At the event, dinner and entertainment from professional Bollywood dancers and stilt walkers were followed by an auction. Guests were able to bid for the right to have a table named after them and there were several reserve bids and a phone bid from New York. The star auction item was the chance to work with Paradise’s chef to develop a signature dish named after the successful bidder. This auction lot alone went for £4,000.
Wasel Ali, owner of the restaurant, said: “We wanted to thank everyone who has supported us since my father started the restaurant in 1969 and decided to host an event to do something for charity.

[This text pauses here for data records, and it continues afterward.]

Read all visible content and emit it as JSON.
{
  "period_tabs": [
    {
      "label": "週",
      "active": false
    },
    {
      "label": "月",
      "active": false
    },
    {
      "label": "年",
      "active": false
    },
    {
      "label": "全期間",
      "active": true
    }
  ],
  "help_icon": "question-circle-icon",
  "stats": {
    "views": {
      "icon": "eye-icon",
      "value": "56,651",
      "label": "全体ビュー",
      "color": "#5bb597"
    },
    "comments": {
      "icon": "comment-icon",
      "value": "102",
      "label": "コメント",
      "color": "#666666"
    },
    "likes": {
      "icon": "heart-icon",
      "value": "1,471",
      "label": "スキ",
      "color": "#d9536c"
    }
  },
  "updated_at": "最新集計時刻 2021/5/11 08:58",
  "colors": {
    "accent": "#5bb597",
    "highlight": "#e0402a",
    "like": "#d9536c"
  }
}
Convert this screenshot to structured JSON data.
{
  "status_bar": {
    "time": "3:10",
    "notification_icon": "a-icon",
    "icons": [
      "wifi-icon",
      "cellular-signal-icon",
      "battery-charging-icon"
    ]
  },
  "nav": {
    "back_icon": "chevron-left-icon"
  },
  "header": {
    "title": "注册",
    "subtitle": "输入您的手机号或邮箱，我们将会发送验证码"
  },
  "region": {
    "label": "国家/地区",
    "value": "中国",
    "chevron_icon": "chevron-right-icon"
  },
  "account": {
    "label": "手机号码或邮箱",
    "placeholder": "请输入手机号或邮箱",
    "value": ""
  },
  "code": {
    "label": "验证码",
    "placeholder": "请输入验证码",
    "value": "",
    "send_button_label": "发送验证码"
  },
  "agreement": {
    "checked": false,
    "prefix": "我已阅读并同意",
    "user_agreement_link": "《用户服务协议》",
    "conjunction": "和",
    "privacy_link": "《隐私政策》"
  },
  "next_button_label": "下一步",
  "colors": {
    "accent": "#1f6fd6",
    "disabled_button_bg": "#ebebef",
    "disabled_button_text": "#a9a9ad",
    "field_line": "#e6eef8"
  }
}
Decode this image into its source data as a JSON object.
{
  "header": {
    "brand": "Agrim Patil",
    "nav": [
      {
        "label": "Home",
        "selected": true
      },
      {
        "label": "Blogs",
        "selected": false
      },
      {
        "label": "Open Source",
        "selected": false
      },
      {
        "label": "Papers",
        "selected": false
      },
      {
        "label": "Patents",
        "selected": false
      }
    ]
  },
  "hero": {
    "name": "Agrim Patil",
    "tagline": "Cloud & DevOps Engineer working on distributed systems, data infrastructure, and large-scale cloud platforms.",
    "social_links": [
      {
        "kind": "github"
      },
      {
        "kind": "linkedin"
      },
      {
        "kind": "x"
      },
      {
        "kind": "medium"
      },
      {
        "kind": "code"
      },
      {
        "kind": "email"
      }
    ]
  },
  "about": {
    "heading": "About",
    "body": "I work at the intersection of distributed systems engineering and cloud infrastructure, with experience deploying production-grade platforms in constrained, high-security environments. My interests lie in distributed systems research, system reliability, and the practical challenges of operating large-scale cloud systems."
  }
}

We were not sure how it would turn out but the response was fantastic and it was a really fun evening.
“We have a long association with the Royal Free Hospital, including my son being born there, so we wanted them to benefit. Our friends Nicole and Natalie Appleton from the pop group All Saints also have a relative living with myeloma which led us to support Myeloma UK as well.“
Chris Burghes, chief executive of the Royal Free Charity, said: “We wish to congratulate Paradise restaurant on their 45th anniversary and to thank their patrons for such generous bids which contributed to so much being raised. The Royal Free Charity supports all patients, including those being treated for myeloma and we will use these donations to help improve and save lives.”

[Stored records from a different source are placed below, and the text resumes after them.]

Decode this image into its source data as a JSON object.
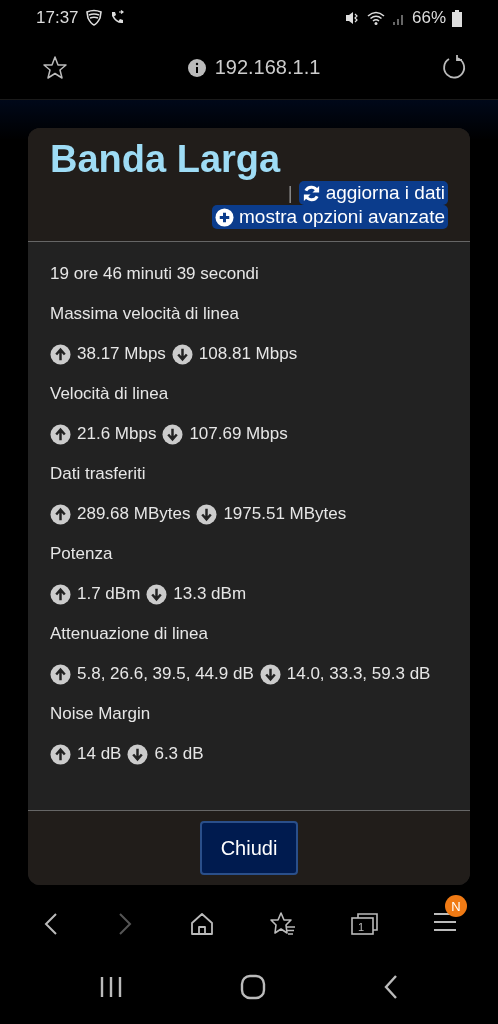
{
  "status_bar": {
    "time": "17:37",
    "battery": "66%"
  },
  "address_bar": {
    "url": "192.168.1.1"
  },
  "dialog": {
    "title": "Banda Larga",
    "separator": "|",
    "actions": [
      {
        "kind": "refresh",
        "label": "aggiorna i dati"
      },
      {
        "kind": "plus",
        "label": "mostra opzioni avanzate"
      }
    ],
    "uptime": "19 ore 46 minuti 39 secondi",
    "stats": [
      {
        "label": "Massima velocità di linea",
        "up": "38.17 Mbps",
        "down": "108.81 Mbps"
      },
      {
        "label": "Velocità di linea",
        "up": "21.6 Mbps",
        "down": "107.69 Mbps"
      },
      {
        "label": "Dati trasferiti",
        "up": "289.68 MBytes",
        "down": "1975.51 MBytes"
      },
      {
        "label": "Potenza",
        "up": "1.7 dBm",
        "down": "13.3 dBm"
      },
      {
        "label": "Attenuazione di linea",
        "up": "5.8, 26.6, 39.5, 44.9 dB",
        "down": "14.0, 33.3, 59.3 dB"
      },
      {
        "label": "Noise Margin",
        "up": "14 dB",
        "down": "6.3 dB"
      }
    ],
    "close_button": "Chiudi"
  },
  "browser_toolbar": {
    "tabs_count": "1",
    "menu_badge": "N"
  }
}
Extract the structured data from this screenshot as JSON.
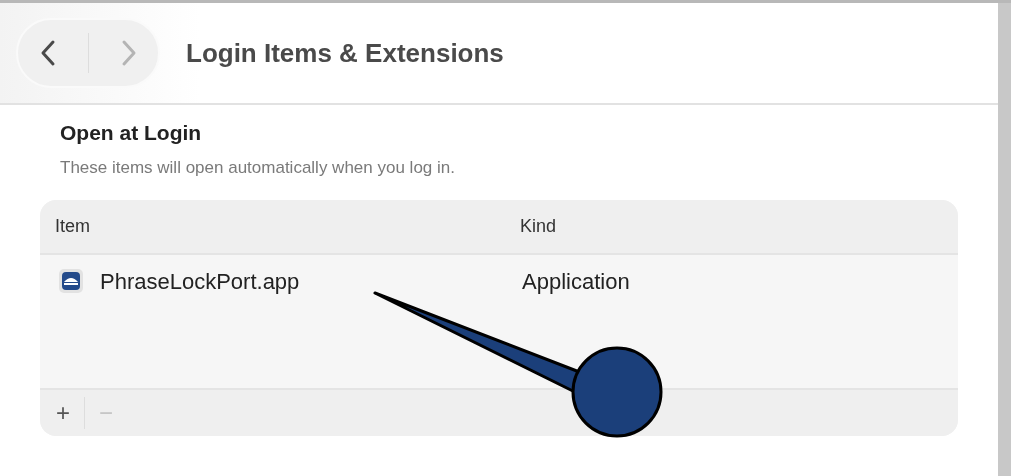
{
  "window": {
    "title": "Login Items & Extensions"
  },
  "navigation": [
    {
      "kind": "back",
      "disabled": false
    },
    {
      "kind": "forward",
      "disabled": true
    }
  ],
  "section": {
    "title": "Open at Login",
    "description": "These items will open automatically when you log in."
  },
  "table": {
    "columns": [
      "Item",
      "Kind"
    ],
    "rows": [
      {
        "item": "PhraseLockPort.app",
        "kind": "Application"
      }
    ]
  },
  "footer_buttons": [
    {
      "label": "+",
      "disabled": false
    },
    {
      "label": "−",
      "disabled": true
    }
  ]
}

Myeloma UK is the only organisation in the UK dealing exclusively with myeloma, a bone marrow cancer for which there is no cure, but many very effective treatments. The charity’s broad and innovative range of services cover every aspect of myeloma from providing information and support to improving standards of treatment and care through research and campaigning.
Judy Dewinter, Myeloma UK chairman and a Royal Free London governor, said: “None of our work would be possible without the generosity of our supporters. We are hugely grateful to Wasel and his team and to all the guests who supported this fantastic event.”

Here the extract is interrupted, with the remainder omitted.